Sappiatelo, ve lo ripeterò fino alla nausea...

Se amici, parenti o voi stessi non sanno a chi dare il 5 x 1000... ecco, allora donatelo ad ATTAC.

Perché?! Ecco qualche buon motivo!!

Attac Italia è un "movimento di autoeducazione orientata all’azione" e concentra la propria attività sull’analisi, la comprensione e la critica del modello economico neoliberista e del cosiddetto "pensiero unico del mercato", al fine di promuovere, a livello globale come a livello locale, una nuova cultura dei diritti dei cittadini fondata sulla consapevolezza e sulla partecipazione.

Attac Italia è stata fra i promotori della mobilitazione contro il G8 di Genova, del primo Forum Sociale Europeo di Firenze, e di tutte le più importanti mobilitazioni del movimento altermondialista contro la guerra e le politiche liberiste.

Attac Italia ha promosso la Tobin Tax, una tassa contro le speculazioni valutarie e per il controllo dei movimenti dei capitali finanziari, depositando una legge d’iniziativa popolare che ha raccolto 178.000 firme.

Attac Italia è stata fra i promotori della campagna italiana ed europea contro la direttiva Bolkestein della costruzione di una rete europea per la difesa dei servizi pubblici, e delle mobilitazioni per un’Europa sociale e dei diritti.

Attac Italia è stata fra i promotori nel 2006 del Forum Italiano dei Movimenti per l’Acqua e della proposta di legge d’iniziativa popolare per l’acqua come bene comune e per una gestione pubblica e partecipativa dei servizi idrici, che ha raccolto 406.626 firme.

Attac Italia ha prodotto con altri, nel biennio 2006 -2007, una ricerca/inchiesta relativa agli effetti delle privatizzazioni dei servizi pubblici sul mondo del lavoro e sulla partecipazione democratica, culminata nella pubblicazione “15 anni dopo: pubblico è meglio”.
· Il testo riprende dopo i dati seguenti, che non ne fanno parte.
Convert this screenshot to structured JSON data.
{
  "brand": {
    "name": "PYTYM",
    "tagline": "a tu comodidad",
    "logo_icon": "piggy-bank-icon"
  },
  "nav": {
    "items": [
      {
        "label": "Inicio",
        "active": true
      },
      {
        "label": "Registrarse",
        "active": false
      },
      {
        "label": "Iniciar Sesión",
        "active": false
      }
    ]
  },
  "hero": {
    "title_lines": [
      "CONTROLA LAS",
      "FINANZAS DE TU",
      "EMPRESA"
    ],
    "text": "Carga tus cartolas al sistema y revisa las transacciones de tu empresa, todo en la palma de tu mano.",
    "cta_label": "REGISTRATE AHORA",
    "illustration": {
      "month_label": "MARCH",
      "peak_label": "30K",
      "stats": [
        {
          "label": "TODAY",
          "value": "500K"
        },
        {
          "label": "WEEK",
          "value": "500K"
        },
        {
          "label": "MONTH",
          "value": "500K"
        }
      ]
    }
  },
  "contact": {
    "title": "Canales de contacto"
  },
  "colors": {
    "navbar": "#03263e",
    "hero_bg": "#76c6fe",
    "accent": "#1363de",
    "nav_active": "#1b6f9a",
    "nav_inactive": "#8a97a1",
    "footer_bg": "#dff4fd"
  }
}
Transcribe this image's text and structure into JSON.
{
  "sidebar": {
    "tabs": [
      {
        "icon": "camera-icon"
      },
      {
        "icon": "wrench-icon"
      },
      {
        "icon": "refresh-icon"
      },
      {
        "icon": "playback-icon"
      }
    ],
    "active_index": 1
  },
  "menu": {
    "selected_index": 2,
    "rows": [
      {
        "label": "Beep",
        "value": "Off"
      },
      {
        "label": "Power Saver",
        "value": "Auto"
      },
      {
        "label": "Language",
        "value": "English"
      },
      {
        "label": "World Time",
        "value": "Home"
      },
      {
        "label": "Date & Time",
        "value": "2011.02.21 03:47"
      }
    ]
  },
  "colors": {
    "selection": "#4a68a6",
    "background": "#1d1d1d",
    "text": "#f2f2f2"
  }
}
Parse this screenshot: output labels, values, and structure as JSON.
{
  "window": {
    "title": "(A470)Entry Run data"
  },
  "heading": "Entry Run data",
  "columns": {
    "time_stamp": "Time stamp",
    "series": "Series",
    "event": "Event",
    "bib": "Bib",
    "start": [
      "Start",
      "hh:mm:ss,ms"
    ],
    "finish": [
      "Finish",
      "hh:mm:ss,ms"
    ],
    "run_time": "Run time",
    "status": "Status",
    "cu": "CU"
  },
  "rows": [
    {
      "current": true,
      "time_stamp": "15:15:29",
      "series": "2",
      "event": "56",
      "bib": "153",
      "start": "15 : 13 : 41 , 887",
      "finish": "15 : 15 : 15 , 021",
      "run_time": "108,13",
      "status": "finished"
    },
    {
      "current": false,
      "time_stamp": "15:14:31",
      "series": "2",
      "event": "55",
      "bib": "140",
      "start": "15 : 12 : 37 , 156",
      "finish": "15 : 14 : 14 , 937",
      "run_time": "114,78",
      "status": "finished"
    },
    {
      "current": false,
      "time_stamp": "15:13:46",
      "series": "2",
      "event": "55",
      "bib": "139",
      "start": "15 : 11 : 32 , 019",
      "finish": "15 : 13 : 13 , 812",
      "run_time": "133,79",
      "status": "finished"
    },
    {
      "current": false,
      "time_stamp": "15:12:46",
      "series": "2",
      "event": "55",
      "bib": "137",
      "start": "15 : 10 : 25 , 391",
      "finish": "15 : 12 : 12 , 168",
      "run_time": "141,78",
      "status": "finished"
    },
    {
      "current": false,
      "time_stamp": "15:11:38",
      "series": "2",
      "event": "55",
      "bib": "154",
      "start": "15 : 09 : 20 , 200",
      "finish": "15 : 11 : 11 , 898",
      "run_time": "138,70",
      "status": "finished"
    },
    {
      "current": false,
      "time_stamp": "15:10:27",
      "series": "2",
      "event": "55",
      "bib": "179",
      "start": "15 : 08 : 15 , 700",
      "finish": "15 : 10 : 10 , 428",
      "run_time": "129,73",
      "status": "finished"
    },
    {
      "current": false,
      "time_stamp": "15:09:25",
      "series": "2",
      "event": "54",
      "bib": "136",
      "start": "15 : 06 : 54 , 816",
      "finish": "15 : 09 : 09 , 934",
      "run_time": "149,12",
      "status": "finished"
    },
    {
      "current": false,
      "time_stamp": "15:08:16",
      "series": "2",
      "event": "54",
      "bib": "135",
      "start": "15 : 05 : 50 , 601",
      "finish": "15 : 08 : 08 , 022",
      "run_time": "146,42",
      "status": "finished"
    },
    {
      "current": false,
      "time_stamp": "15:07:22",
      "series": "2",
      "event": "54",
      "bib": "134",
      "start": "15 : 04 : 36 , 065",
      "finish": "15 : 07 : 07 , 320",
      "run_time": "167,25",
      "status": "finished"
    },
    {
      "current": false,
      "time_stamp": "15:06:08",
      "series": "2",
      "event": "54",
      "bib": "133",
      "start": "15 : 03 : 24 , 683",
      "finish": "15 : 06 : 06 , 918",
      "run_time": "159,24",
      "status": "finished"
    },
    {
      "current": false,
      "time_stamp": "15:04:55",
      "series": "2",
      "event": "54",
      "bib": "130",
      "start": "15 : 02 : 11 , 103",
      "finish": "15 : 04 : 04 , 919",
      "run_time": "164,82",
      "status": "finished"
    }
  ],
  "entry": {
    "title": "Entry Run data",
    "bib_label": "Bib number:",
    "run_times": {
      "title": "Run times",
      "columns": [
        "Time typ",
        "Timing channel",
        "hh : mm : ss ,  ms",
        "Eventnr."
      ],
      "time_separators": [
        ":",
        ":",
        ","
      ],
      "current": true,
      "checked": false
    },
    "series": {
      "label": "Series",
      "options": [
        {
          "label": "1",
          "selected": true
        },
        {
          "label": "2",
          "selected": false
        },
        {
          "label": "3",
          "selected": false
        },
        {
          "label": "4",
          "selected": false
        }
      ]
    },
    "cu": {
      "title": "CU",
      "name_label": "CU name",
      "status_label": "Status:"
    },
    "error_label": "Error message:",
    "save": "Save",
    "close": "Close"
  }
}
Attac Italia è da diversi anni impegnata, attraverso seminari, convegni, pubblicazioni, iniziative territoriali di sensibilizzazione e di mobilitazione, in una campagna per una nuova idea di economia pubblica e partecipativa.

Attac Italia promuove una Università Popolare, giunta ormai alla sua ottava edizione.

Attac Italia è un’associazione totalmente autofinanziata che basa la propria attività unicamente sull’impegno e la passione di tante donne e uomini che ne costruiscono collettivamente l’azione nei territori e a livello nazionale.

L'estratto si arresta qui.